Neither is the fact that Christianity and Islam are two separate entities. “You sing this music and it’s shared music. They use the same modes, these chants, that the call to prayer is in. It’s the same language musically and language wise. Even though of course the church chants weren’t originally in Arabic, there are church chants in Arabic. I know that people know about Christians in the Middle East but when they hear the music they think it might be like Islamic prayers, it might be Arabic music. They don’t realise it’s traditional church music.”
This shared history, however, has been all but forgotten in certain parts of Egypt – in recent months Wilayat Sinai, Daesh’s Egypt affiliate, has stepped up attacks on Copts across the country. Hundreds have fled their homes in northern Sinai after being targeted by the terror group, whilst on Palm Sunday in Egypt over 40 people died after twin bomb attacks hit two churches, St. George’s in Tanta on the Nile Delta and St. Mark’s in Alexandria, the seat of the Coptic papacy.
Copts in Egypt have this huge identity despite the fact that they’re a minority. Maybe that’s why they’re being attacked to eradicate that.
“Already after the revolution there were so many people leaving because it got really difficult.” Copts did a lot of trade before the uprising, she explains, but things got difficult afterwards because they were associated with the old regime.
“At one point 1.5 million Copts had left the country – huge amounts were leaving.
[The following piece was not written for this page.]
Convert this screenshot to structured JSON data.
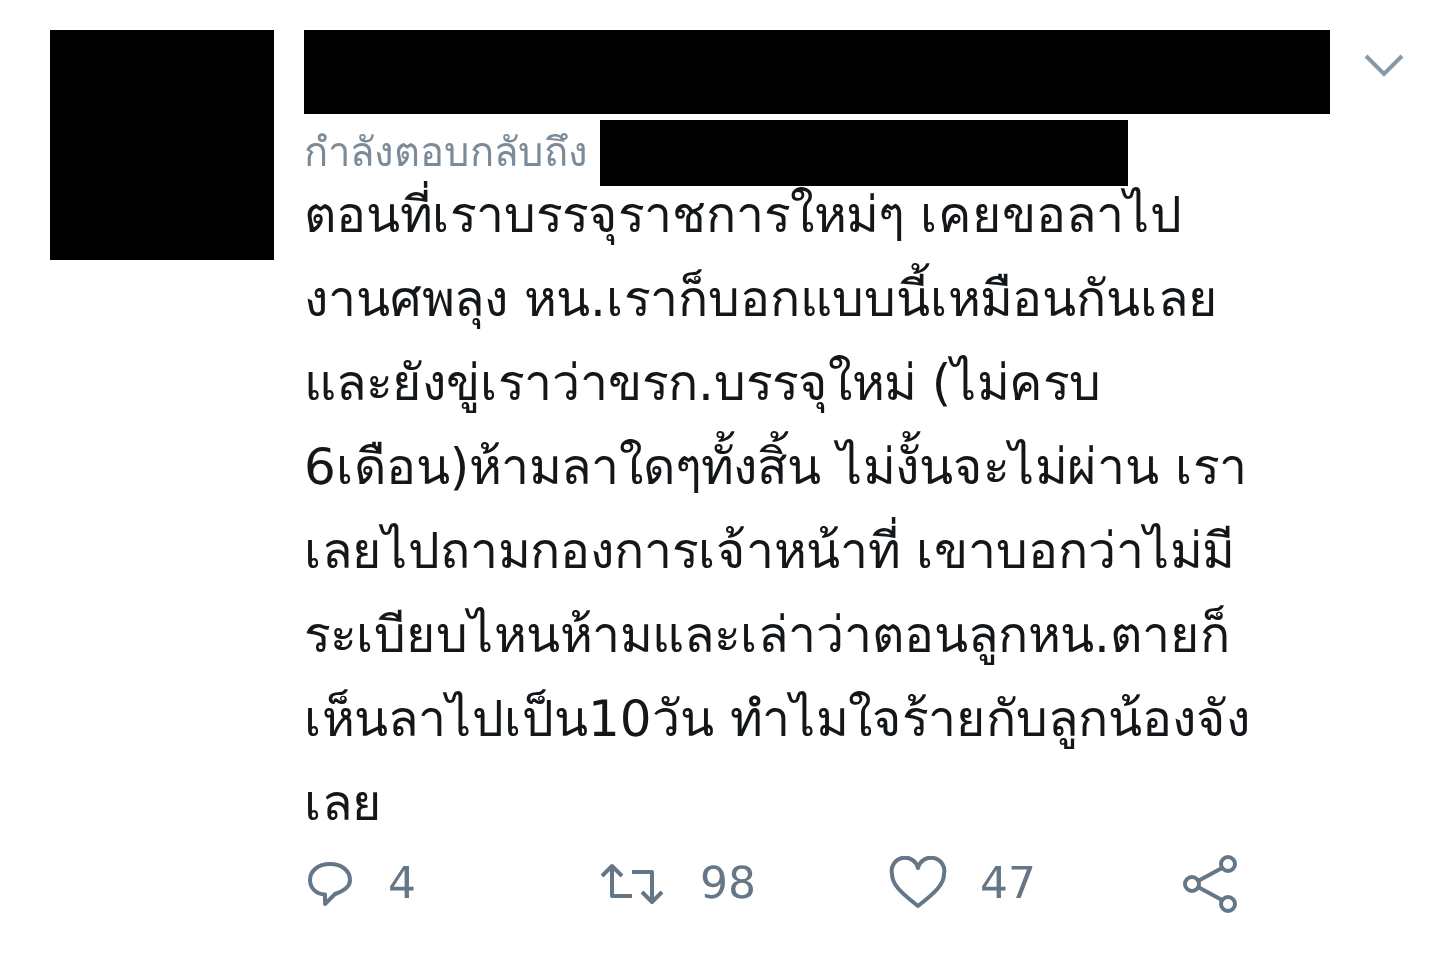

There is already a huge Copt diaspora in Canada, in America, in Australia; they’re dispersed. A lot of people were leaving because it was getting really difficult. It was already quite tragic.”
Perhaps this constant threat to their existence has helped keep Christian traditions alive and integral within the community, she suggests. “It’s holding on to who they are. It’s a really strong part of them. For me it’s also bringing awareness because I live here.”
Despite the fact that so many Copts have left Egypt, some of Merit’s family have stayed in the country. On a particularly memorable visit to see them Merit was invited to Abdo Dagher’s house, Oum Kalthoum’s first violinist, who played with a group of musicians into the night. Dagher has also played with the Egyptian icons Abdel Wahab and Abdel Halim Hafez. “Halim is the one who when he died lots of girls committed suicide,” explains Merit. “He was an Egyptian heartthrob, an Egyptian Frank Sinatra basically.”
Merit’s music is in part inspired by these great Egyptians musicians and although she doesn’t perform Oum Kalthoum – “you have to be so embedded in the tradition to really do it justice” – Abdel Halim and Abdel Wahab were musicians from the fifties who sang in Arabic but played with European traditions and incorporated tangos and waltzes into their music.
The Egyptian side of her loves communicating, she tells me, but ultimately, as she said earlier, she is a hybrid. Her performances, then, are about being in a place where it doesn’t matter which language she’s speaking:
When you speak different languages different strings vibrate in your body and different parts of your character come out. It’s about bringing out these different characters in the story and making them part of this dream world. I’m still figuring it out but I just want to take them with me.
Merit Ariane Stephanos is singing in Bushra El-Turk’s opera Woman at Point Zero – an adaptation of Egyptian author, feminist and doctor Nawal El-Saadawi’s novel – as part of the Shubbak festival on 13 July.